Yes, this is yet another film about the late Princess Diana, but this documentary about her short life stands out from the rest. Instead of talking heads, director Ed Perkins (Black Sheep) relies on archival audio and video footage, including news reports, photo-op appearances, and old interviews, to tell the story of Diana’s complicated public life. The film unfolds as if it were in the present, allowing viewers to experience the overwhelming adoration and intense scrutiny of Diana’s every move and the constant judgment of her character. The doc premiered earlier this year at the Sundance Film Festival and is being released by HBO Max just over two weeks before the 25th anniversary of Princess Diana’s death. “The Princess is a perfectly timed, compulsively watchable once-over-lightly documentary,” wrote Variety’s Owen  Gleiberman.

Tales of the Walking Dead (AMC Plus, August 14)

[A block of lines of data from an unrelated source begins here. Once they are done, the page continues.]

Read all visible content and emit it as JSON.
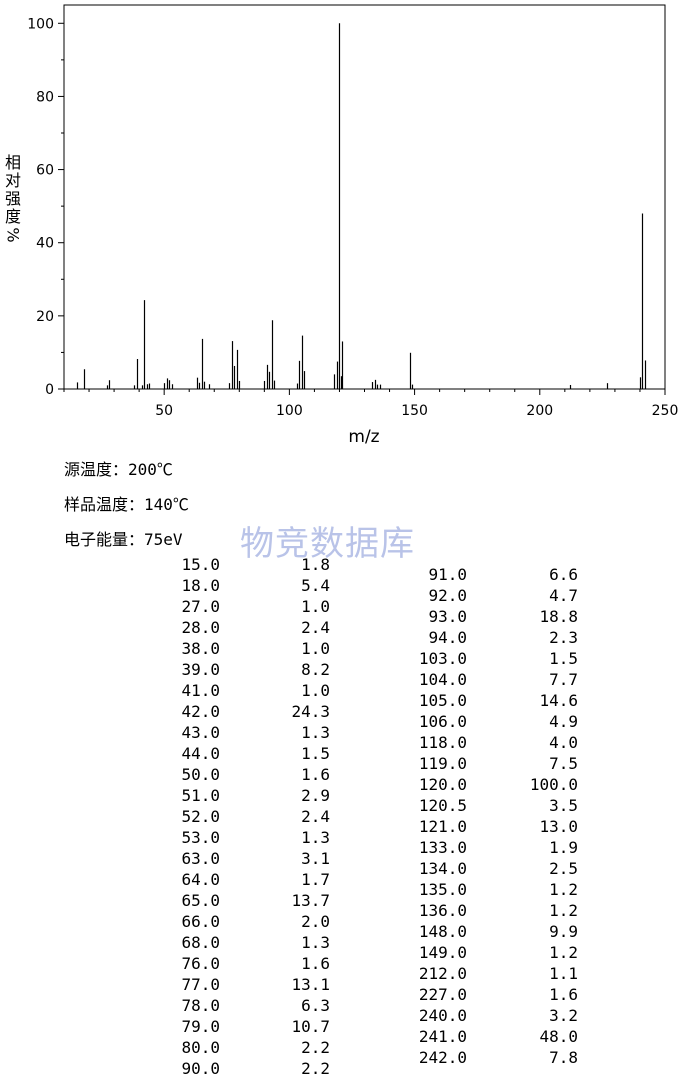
{
  "chart_data": {
    "type": "bar",
    "xlabel": "m/z",
    "ylabel_chars": [
      "相",
      "对",
      "强",
      "度"
    ],
    "ylabel_unit": "%",
    "xlim": [
      10,
      250
    ],
    "ylim": [
      0,
      105
    ],
    "xticks": [
      50,
      100,
      150,
      200,
      250
    ],
    "yticks": [
      0,
      20,
      40,
      60,
      80,
      100
    ],
    "x": [
      15.0,
      18.0,
      27.0,
      28.0,
      38.0,
      39.0,
      41.0,
      42.0,
      43.0,
      44.0,
      50.0,
      51.0,
      52.0,
      53.0,
      63.0,
      64.0,
      65.0,
      66.0,
      68.0,
      76.0,
      77.0,
      78.0,
      79.0,
      80.0,
      90.0,
      91.0,
      92.0,
      93.0,
      94.0,
      103.0,
      104.0,
      105.0,
      106.0,
      118.0,
      119.0,
      120.0,
      120.5,
      121.0,
      133.0,
      134.0,
      135.0,
      136.0,
      148.0,
      149.0,
      212.0,
      227.0,
      240.0,
      241.0,
      242.0
    ],
    "values": [
      1.8,
      5.4,
      1.0,
      2.4,
      1.0,
      8.2,
      1.0,
      24.3,
      1.3,
      1.5,
      1.6,
      2.9,
      2.4,
      1.3,
      3.1,
      1.7,
      13.7,
      2.0,
      1.3,
      1.6,
      13.1,
      6.3,
      10.7,
      2.2,
      2.2,
      6.6,
      4.7,
      18.8,
      2.3,
      1.5,
      7.7,
      14.6,
      4.9,
      4.0,
      7.5,
      100.0,
      3.5,
      13.0,
      1.9,
      2.5,
      1.2,
      1.2,
      9.9,
      1.2,
      1.1,
      1.6,
      3.2,
      48.0,
      7.8
    ]
  },
  "conditions": {
    "source_temp": "源温度：200℃",
    "sample_temp": "样品温度：140℃",
    "electron_energy": "电子能量：75eV"
  },
  "watermark": "物竞数据库",
  "table": {
    "left": [
      [
        "15.0",
        "1.8"
      ],
      [
        "18.0",
        "5.4"
      ],
      [
        "27.0",
        "1.0"
      ],
      [
        "28.0",
        "2.4"
      ],
      [
        "38.0",
        "1.0"
      ],
      [
        "39.0",
        "8.2"
      ],
      [
        "41.0",
        "1.0"
      ],
      [
        "42.0",
        "24.3"
      ],
      [
        "43.0",
        "1.3"
      ],
      [
        "44.0",
        "1.5"
      ],
      [
        "50.0",
        "1.6"
      ],
      [
        "51.0",
        "2.9"
      ],
      [
        "52.0",
        "2.4"
      ],
      [
        "53.0",
        "1.3"
      ],
      [
        "63.0",
        "3.1"
      ],
      [
        "64.0",
        "1.7"
      ],
      [
        "65.0",
        "13.7"
      ],
      [
        "66.0",
        "2.0"
      ],
      [
        "68.0",
        "1.3"
      ],
      [
        "76.0",
        "1.6"
      ],
      [
        "77.0",
        "13.1"
      ],
      [
        "78.0",
        "6.3"
      ],
      [
        "79.0",
        "10.7"
      ],
      [
        "80.0",
        "2.2"
      ],
      [
        "90.0",
        "2.2"
      ]
    ],
    "right": [
      [
        "91.0",
        "6.6"
      ],
      [
        "92.0",
        "4.7"
      ],
      [
        "93.0",
        "18.8"
      ],
      [
        "94.0",
        "2.3"
      ],
      [
        "103.0",
        "1.5"
      ],
      [
        "104.0",
        "7.7"
      ],
      [
        "105.0",
        "14.6"
      ],
      [
        "106.0",
        "4.9"
      ],
      [
        "118.0",
        "4.0"
      ],
      [
        "119.0",
        "7.5"
      ],
      [
        "120.0",
        "100.0"
      ],
      [
        "120.5",
        "3.5"
      ],
      [
        "121.0",
        "13.0"
      ],
      [
        "133.0",
        "1.9"
      ],
      [
        "134.0",
        "2.5"
      ],
      [
        "135.0",
        "1.2"
      ],
      [
        "136.0",
        "1.2"
      ],
      [
        "148.0",
        "9.9"
      ],
      [
        "149.0",
        "1.2"
      ],
      [
        "212.0",
        "1.1"
      ],
      [
        "227.0",
        "1.6"
      ],
      [
        "240.0",
        "3.2"
      ],
      [
        "241.0",
        "48.0"
      ],
      [
        "242.0",
        "7.8"
      ]
    ]
  }
}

Olivia Munn, Parker Posey and Samantha Morton star in this anthology spinoff of The Walking Dead, which began airing on AMC in 2010. Previous branch-outs include the series Fear the Walking Dead, which launched in 2015, and the limited series The Walking Dead: World Beyond, which was released in 2020. Each hour-long stand-alone episode of Tales of the Walking Dead will feature new and existing characters from the zombie apocalypse franchise. “For all its flaws, Tales of the Walking Dead is the first time (the franchise) has been genuinely unexpected and inventive in a long while,” wrote Collider’s Chase Hutchinson

Legacy: The True Story of the L.A. Lakers (Hulu, August 15) 

If you enjoyed Winning Time: Rise of the Lakers Dynasty, HBO’s scripted version of the rise of the Showtime-era Los Angeles Lakers, then Legacy: The True Story of the L.A. Lakers is a must-see. The 10-part docuseries directed by Antoine Fuqua (Training Day) features interviews with Magic Johnson, Kareem Abdul-Jabbar, Lebron James, Shaquille O’Neal, Jerry West, and Pat Riley. The 75 interviews that Fuqua conducted for the series shed light on what the HBO series got wrong about the Lakers’ road to success. To hear from the players and coaches about what was going on behind the scenes, both on and off the court, makes this series captivating. The docu proves that truth is always stranger and often more entertaining than fiction. Former LA Lakers player Kobe Bryant, who passed away in 2020, will be the focus of one entire episode.